県立病院機構は平成26年に設立された県が出資する地方独立行政法人で、総合医療センターや西和医療センター(三郷町)などを運営している。
新型コロナウイルスの感染拡大と5類移行に伴う国の財政支援の減少が影響したほか、物価高騰による医療材料費や人件費の増加などで経営が悪化し、令和5年度決算でこれまでの累積赤字は約137億円。中期計画では、今後の赤字額は修正前は億円程度を見込んでいたが、見直しによってさらに膨らみ、約173億円の見通しとなった。

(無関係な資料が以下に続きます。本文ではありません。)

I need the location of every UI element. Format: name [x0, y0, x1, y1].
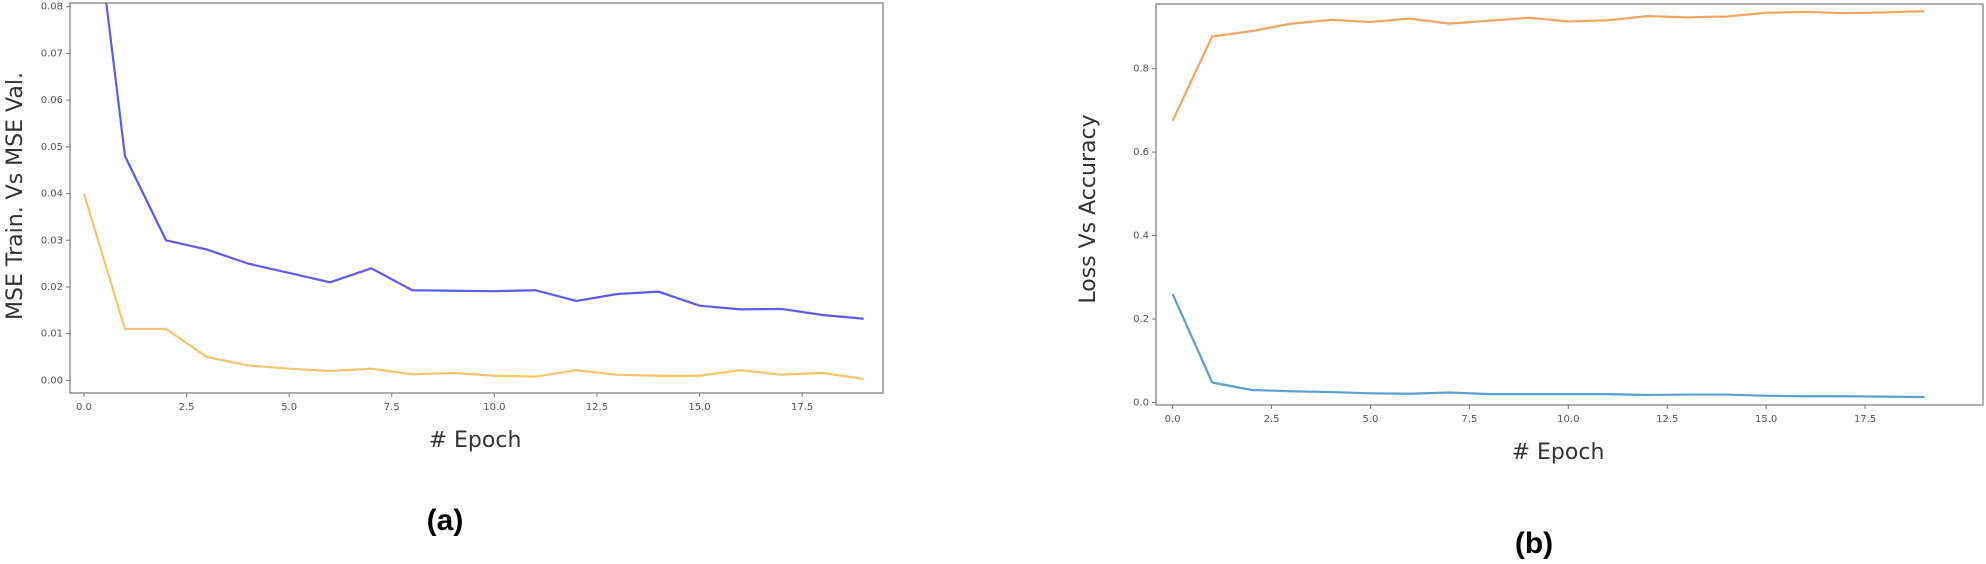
chart: 0.00 0.01 0.02 0.03 0.04 0.05 0.06 0.07 0.08 0.0 2… — [3, 2, 884, 537]
y-tick-label: 0.01 — [41, 329, 63, 340]
y-tick-label: 0.2 — [1133, 314, 1149, 325]
line-series — [82, 193, 864, 381]
line-series — [1171, 293, 1925, 399]
chart: 0.0 0.2 0.4 0.6 0.8 0.0 2.5 5.0 7.5 10.0 12.5 15.0 1… — [1076, 3, 1984, 560]
x-tick-label: 2.5 — [1264, 414, 1280, 425]
x-tick-label: 2.5 — [179, 402, 195, 413]
y-tick-label: 0.0 — [1133, 397, 1149, 408]
line-series — [105, 3, 864, 320]
x-tick-label: 7.5 — [1461, 414, 1477, 425]
y-axis-label: MSE Train. Vs MSE Val. — [3, 72, 28, 320]
x-tick-label: 15.0 — [1755, 414, 1777, 425]
plot-frame — [69, 2, 884, 394]
x-tick-label: 10.0 — [483, 402, 505, 413]
y-tick-label: 0.05 — [41, 142, 63, 153]
x-tick-label: 15.0 — [688, 402, 710, 413]
line-series — [1171, 9, 1925, 122]
x-tick-label: 12.5 — [586, 402, 608, 413]
caption: (a) — [427, 504, 464, 537]
y-tick-label: 0.06 — [41, 95, 63, 106]
x-tick-label: 0.0 — [1165, 414, 1181, 425]
x-tick-label: 17.5 — [791, 402, 813, 413]
x-tick-label: 0.0 — [76, 402, 92, 413]
x-tick-label: 5.0 — [281, 402, 297, 413]
x-axis-label: # Epoch — [429, 428, 522, 453]
x-axis-label: # Epoch — [1512, 440, 1605, 465]
x-tick-label: 17.5 — [1854, 414, 1876, 425]
x-tick-label: 7.5 — [384, 402, 400, 413]
y-tick-label: 0.00 — [41, 375, 63, 386]
x-tick-label: 12.5 — [1656, 414, 1678, 425]
y-tick-label: 0.04 — [41, 189, 63, 200]
y-tick-label: 0.4 — [1133, 231, 1149, 242]
y-tick-label: 0.08 — [41, 2, 63, 13]
x-tick-label: 10.0 — [1557, 414, 1579, 425]
y-tick-label: 0.02 — [41, 282, 63, 293]
x-tick-label: 5.0 — [1363, 414, 1379, 425]
y-tick-label: 0.8 — [1133, 64, 1149, 75]
y-tick-label: 0.6 — [1133, 147, 1149, 158]
caption: (b) — [1515, 527, 1553, 560]
y-axis-label: Loss Vs Accuracy — [1076, 114, 1101, 303]
plot-frame — [1155, 3, 1984, 406]
y-tick-label: 0.07 — [41, 48, 63, 59]
y-tick-label: 0.03 — [41, 235, 63, 246]
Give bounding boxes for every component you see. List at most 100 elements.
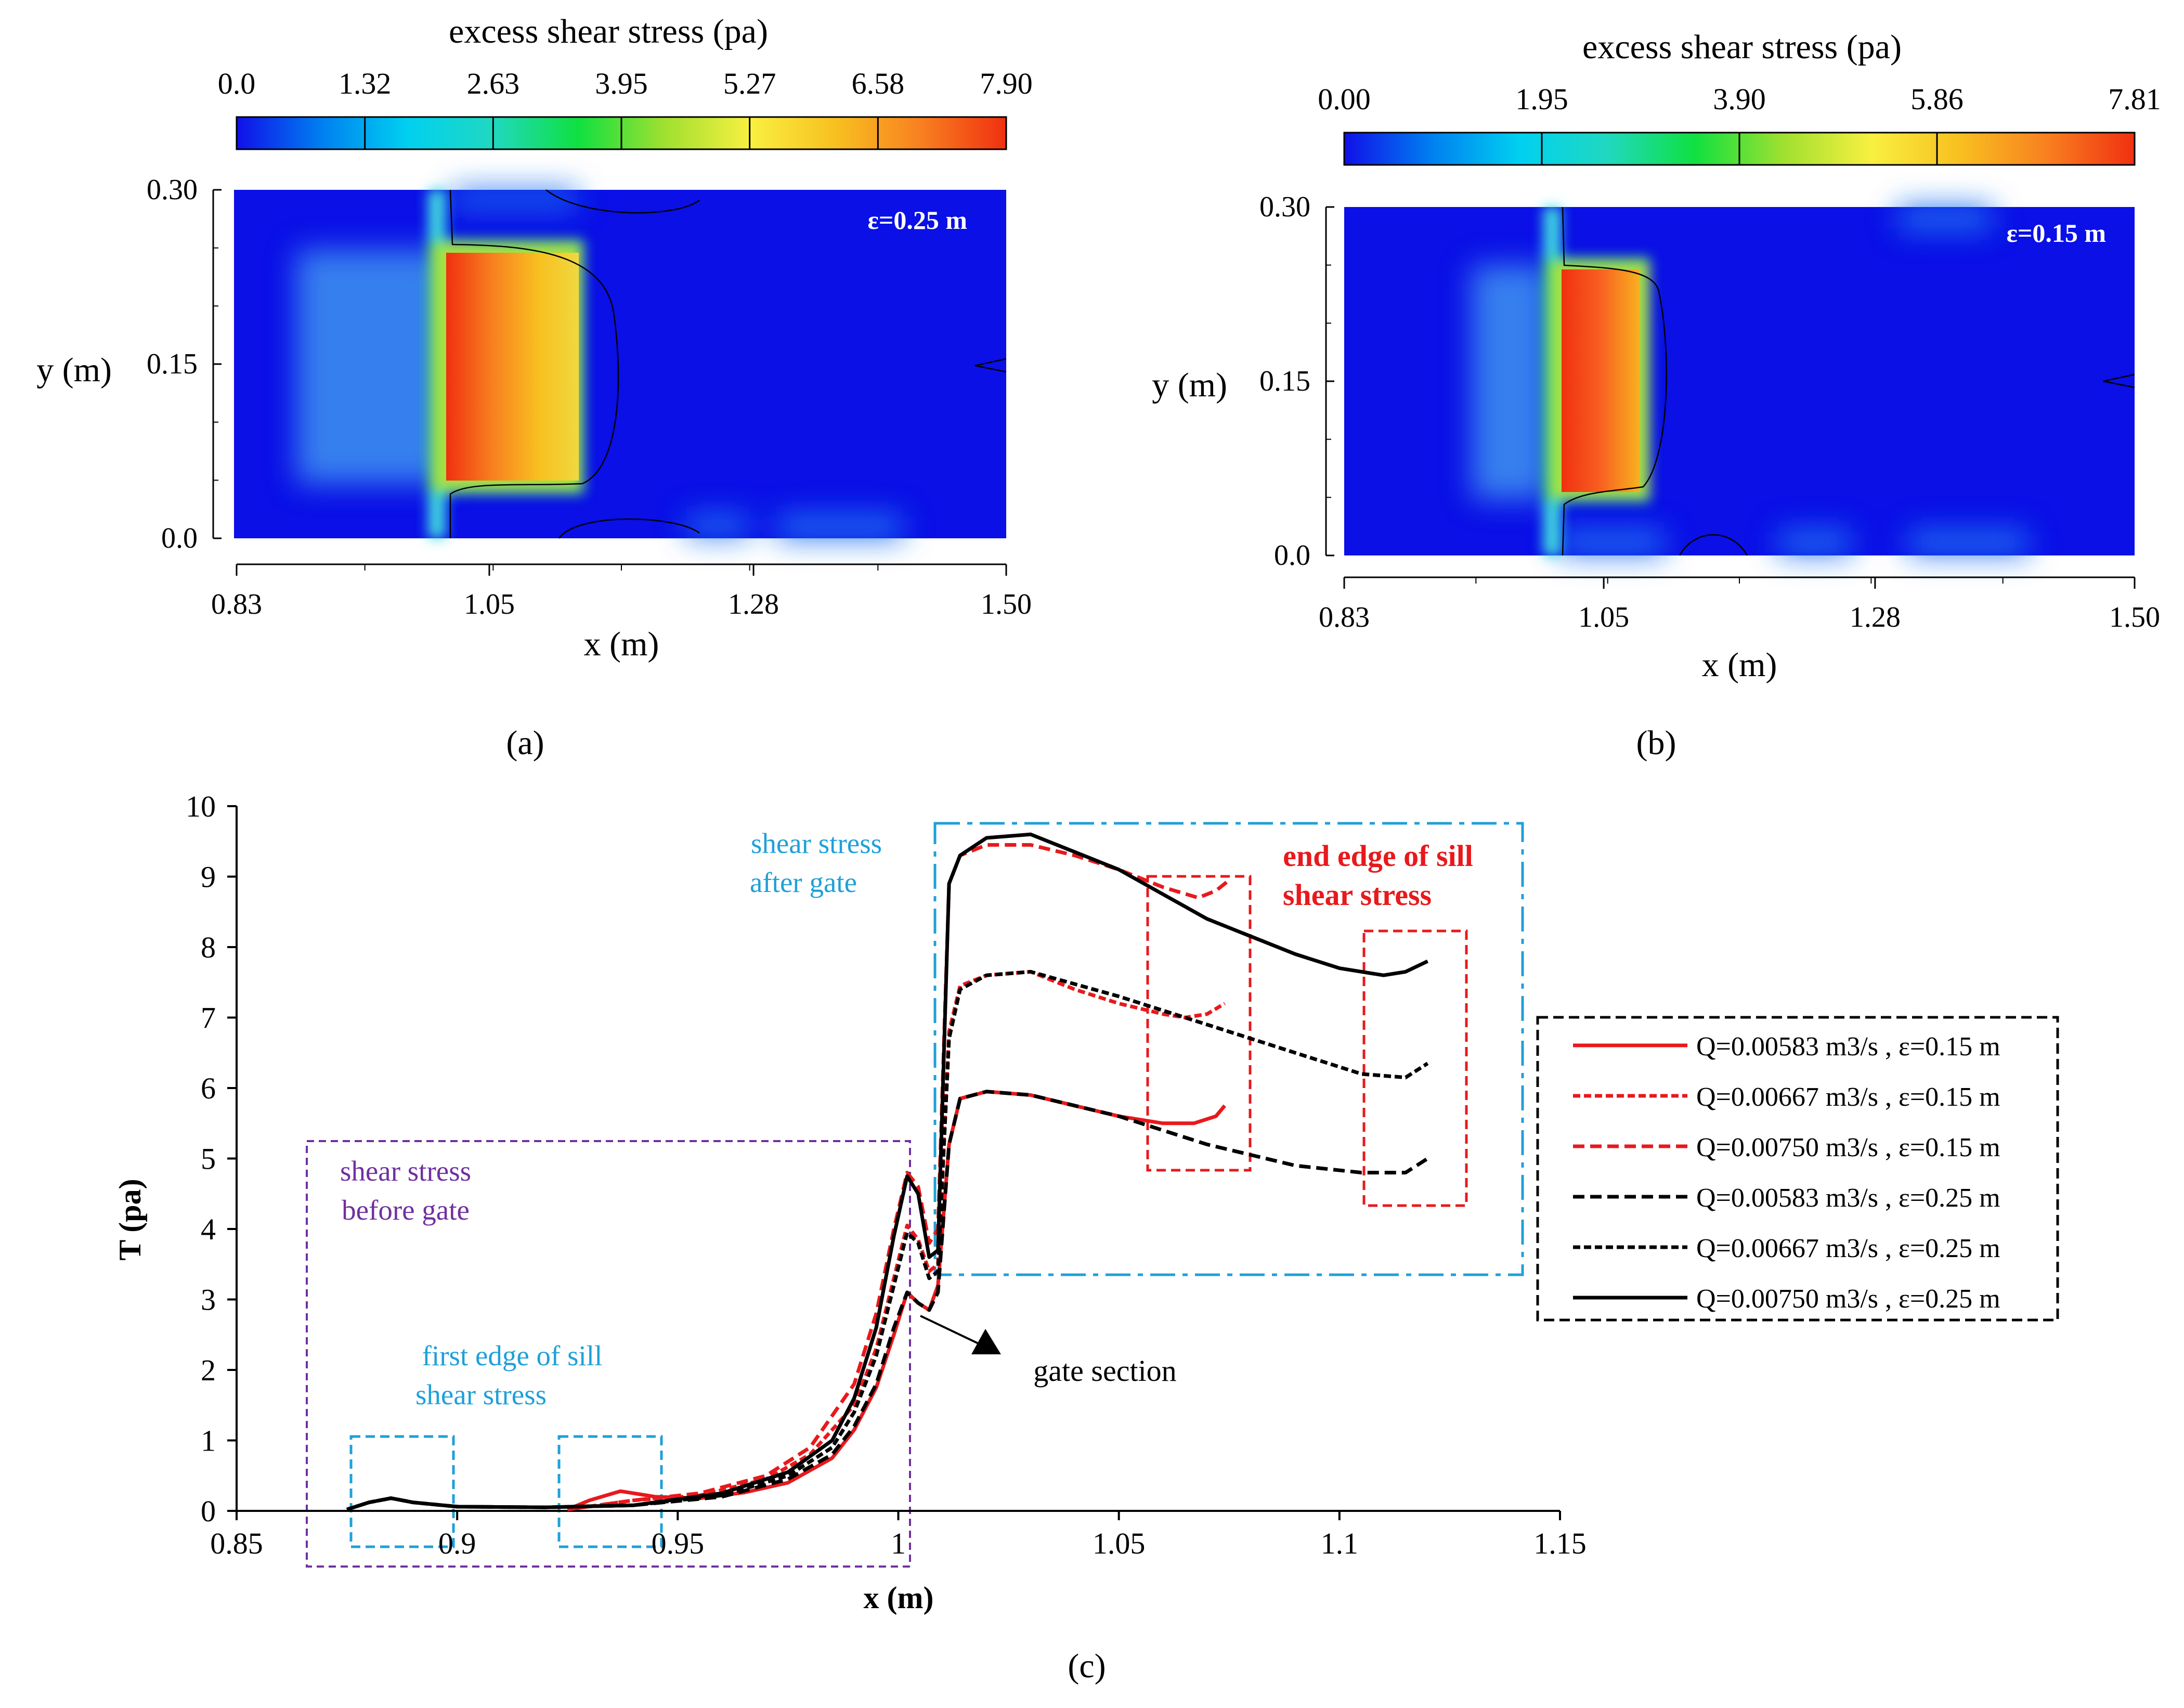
x-tick-label: 1.50	[981, 588, 1032, 620]
gate-section-annotation: gate section	[1033, 1354, 1176, 1388]
panel-b-colorbar-dividers	[1541, 133, 1938, 165]
after-gate-annotation-line2: after gate	[750, 866, 857, 898]
colorbar-tick-label: 5.86	[1910, 82, 1964, 116]
panel-a-high-stress-zone	[446, 253, 579, 481]
legend-label-3: Q=0.00750 m3/s , ε=0.15 m	[1696, 1133, 2000, 1162]
x-tick-label: 0.83	[1319, 601, 1370, 633]
panel-b-zero-contour	[1562, 206, 1667, 556]
panel-b-lower-contour	[1679, 534, 1748, 556]
y-tick-label: 4	[201, 1212, 216, 1246]
panel-b-epsilon-label: ε=0.15 m	[2006, 218, 2106, 248]
colorbar-tick-label: 3.90	[1713, 82, 1766, 116]
y-tick-label: 0.15	[1259, 365, 1310, 397]
y-tick-label: 0.30	[147, 174, 198, 206]
colorbar-tick-label: 0.0	[218, 67, 256, 100]
panel-c-axes: 0 1 2 3 4 5 6 7 8 9 10 0.85 0.9 0.95 1 1.05 1.1 1.15	[186, 790, 1587, 1560]
y-tick-label: 1	[201, 1424, 216, 1458]
panel-b-y-ticks: 0.0 0.15 0.30	[1259, 191, 1334, 572]
x-tick-label: 0.83	[211, 588, 262, 620]
panel-a-colorbar-dividers	[364, 117, 879, 149]
end-edge-annotation-line2: shear stress	[1283, 878, 1432, 912]
panel-a-x-axis-label: x (m)	[584, 625, 659, 663]
end-edge-annotation-line1: end edge of sill	[1283, 839, 1473, 873]
colorbar-tick-label: 1.95	[1515, 82, 1568, 116]
colorbar-tick-label: 5.27	[723, 67, 776, 100]
y-tick-label: 2	[201, 1353, 216, 1387]
x-tick-label: 1.05	[1093, 1526, 1146, 1560]
first-edge-annotation-line2: shear stress	[415, 1379, 547, 1411]
x-tick-label: 1.1	[1321, 1526, 1359, 1560]
panel-b-colorbar-title: excess shear stress (pa)	[1582, 28, 1902, 66]
gate-section-arrow-head	[971, 1329, 1001, 1354]
panel-c-series	[346, 832, 1429, 1511]
legend-label-1: Q=0.00583 m3/s , ε=0.15 m	[1696, 1032, 2000, 1062]
panel-c: 0 1 2 3 4 5 6 7 8 9 10 0.85 0.9 0.95 1 1.05 1.1 1.15 shea…	[113, 790, 2059, 1685]
legend-label-6: Q=0.00750 m3/s , ε=0.25 m	[1696, 1284, 2000, 1314]
y-tick-label: 0.0	[161, 522, 198, 554]
first-edge-annotation-line1: first edge of sill	[422, 1340, 603, 1371]
x-tick-label: 0.85	[210, 1526, 263, 1560]
x-tick-label: 1.05	[464, 588, 515, 620]
colorbar-tick-label: 2.63	[467, 67, 520, 100]
legend-frame	[1536, 1016, 2059, 1322]
y-tick-label: 7	[201, 1001, 216, 1035]
panel-c-y-axis-label: T (pa)	[113, 1179, 147, 1260]
x-tick-label: 1.15	[1533, 1526, 1587, 1560]
panel-a-x-ticks: 0.83 1.05 1.28 1.50	[211, 564, 1032, 620]
legend-label-2: Q=0.00667 m3/s , ε=0.15 m	[1696, 1082, 2000, 1112]
panel-c-label: (c)	[1068, 1647, 1106, 1685]
panel-b-plot-background	[1344, 207, 2135, 555]
panel-b-x-ticks: 0.83 1.05 1.28 1.50	[1319, 577, 2160, 633]
y-tick-label: 5	[201, 1142, 216, 1176]
gate-section-arrow-line	[920, 1315, 989, 1349]
panel-b-x-axis-label: x (m)	[1702, 646, 1777, 684]
end-edge-box-right	[1362, 929, 1468, 1207]
panel-b-y-axis-label: y (m)	[1152, 366, 1227, 404]
panel-a-contour-plot: ε=0.25 m	[234, 189, 1007, 539]
x-tick-label: 0.95	[652, 1526, 705, 1560]
panel-b-contour-plot: ε=0.15 m	[1344, 206, 2135, 556]
before-gate-annotation-line1: shear stress	[340, 1155, 471, 1187]
colorbar-tick-label: 1.32	[339, 67, 392, 100]
panel-a-lower-contour	[558, 518, 700, 539]
panel-a-y-axis-label: y (m)	[36, 351, 112, 389]
end-edge-box-left	[1146, 875, 1252, 1172]
panel-b-label: (b)	[1636, 724, 1676, 762]
colorbar-tick-label: 0.00	[1318, 82, 1371, 116]
x-tick-label: 1	[891, 1526, 906, 1560]
series-line-6	[346, 832, 1429, 1511]
panel-a-y-ticks: 0.0 0.15 0.30	[147, 174, 222, 554]
panel-a-label: (a)	[506, 724, 544, 762]
colorbar-tick-label: 7.90	[980, 67, 1033, 100]
x-tick-label: 0.9	[438, 1526, 476, 1560]
panel-a-soft-fields	[296, 190, 902, 538]
panel-a-epsilon-label: ε=0.25 m	[867, 205, 967, 235]
series-line-5	[346, 969, 1429, 1511]
after-gate-box	[933, 822, 1524, 1276]
legend-label-5: Q=0.00667 m3/s , ε=0.25 m	[1696, 1234, 2000, 1263]
x-tick-label: 1.05	[1578, 601, 1629, 633]
panel-b-outlet-contour	[2103, 373, 2135, 389]
first-edge-box-right	[557, 1435, 663, 1548]
panel-a-zero-contour	[449, 189, 619, 538]
series-line-2	[567, 969, 1226, 1511]
x-tick-label: 1.28	[728, 588, 779, 620]
y-tick-label: 10	[186, 790, 216, 823]
y-tick-label: 3	[201, 1283, 216, 1317]
y-tick-label: 6	[201, 1071, 216, 1105]
panel-b-soft-fields	[1472, 207, 2028, 554]
panel-a-upper-contour	[545, 189, 700, 214]
panel-a-outlet-contour	[974, 358, 1007, 373]
x-tick-label: 1.28	[1850, 601, 1901, 633]
legend-label-4: Q=0.00583 m3/s , ε=0.25 m	[1696, 1183, 2000, 1213]
panel-c-legend: Q=0.00583 m3/s , ε=0.15 m Q=0.00667 m3/s …	[1536, 1016, 2059, 1322]
before-gate-annotation-line2: before gate	[342, 1194, 470, 1226]
before-gate-box	[306, 1140, 911, 1568]
y-tick-label: 0.0	[1274, 539, 1310, 572]
series-line-1	[566, 1090, 1226, 1511]
series-line-3	[567, 843, 1230, 1511]
panel-b-colorbar-tick-labels: 0.00 1.95 3.90 5.86 7.81	[1318, 82, 2161, 116]
panel-c-x-axis-label: x (m)	[864, 1581, 934, 1615]
colorbar-tick-label: 7.81	[2108, 82, 2161, 116]
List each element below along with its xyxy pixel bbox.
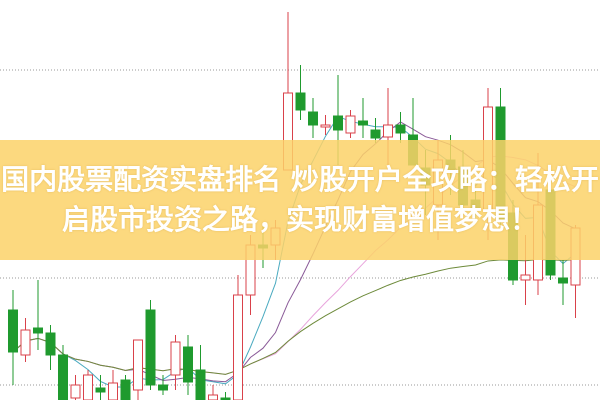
- candle-down: [183, 346, 193, 383]
- candle-up: [170, 341, 181, 376]
- candle-up: [83, 374, 93, 400]
- candle-up: [208, 394, 218, 400]
- headline-banner: 国内股票配资实盘排名 炒股开户全攻略：轻松开 启股市投资之路，实现财富增值梦想！: [0, 140, 600, 260]
- candle-down: [158, 384, 168, 391]
- candle-down: [33, 327, 43, 334]
- candle-up: [20, 329, 31, 356]
- candle-down: [558, 277, 568, 284]
- candle-down: [333, 115, 343, 131]
- candle-down: [120, 379, 131, 400]
- ma-line-60: [12, 258, 576, 375]
- candle-down: [95, 387, 106, 393]
- candle-down: [358, 120, 368, 126]
- candle-up: [70, 384, 81, 399]
- candle-up: [233, 294, 243, 400]
- candle-up: [345, 115, 356, 134]
- candle-down: [395, 124, 406, 134]
- candle-up: [133, 339, 143, 391]
- candle-down: [145, 309, 156, 386]
- candle-up: [108, 382, 118, 400]
- candle-down: [370, 129, 381, 139]
- candle-down: [58, 354, 68, 400]
- headline-line-1: 国内股票配资实盘排名 炒股开户全攻略：轻松开: [1, 163, 599, 196]
- candle-up: [383, 124, 393, 138]
- candle-up: [520, 274, 531, 281]
- candle-down: [195, 369, 206, 400]
- candle-down: [45, 332, 56, 356]
- candle-up: [320, 124, 331, 128]
- candle-down: [308, 111, 318, 126]
- candle-down: [220, 397, 231, 400]
- candle-down: [295, 92, 306, 111]
- headline-line-2: 启股市投资之路，实现财富增值梦想！: [61, 203, 538, 236]
- candle-down: [8, 309, 18, 353]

経営改善策としては、医業収益の増や給与費比率、材料費比率の低減に評価指標を掲げて取り組む。医業収益では、病床稼働率の上昇やリハビリ診療の充実などを挙げている。
県病院マネジメント課の担当者は「医療サービスの質を維持しつつ、同規模の病院と比べながら経費を抑えるべきだ」と説明する。山下真知事は「こうした中期計画を出さざるを得ないのは不本意。収入を上げて経費を節減するしかなく、細かなことを積み重ねるしかない」と話した。
見直し案は開会中の県議会6月定例会で審議される。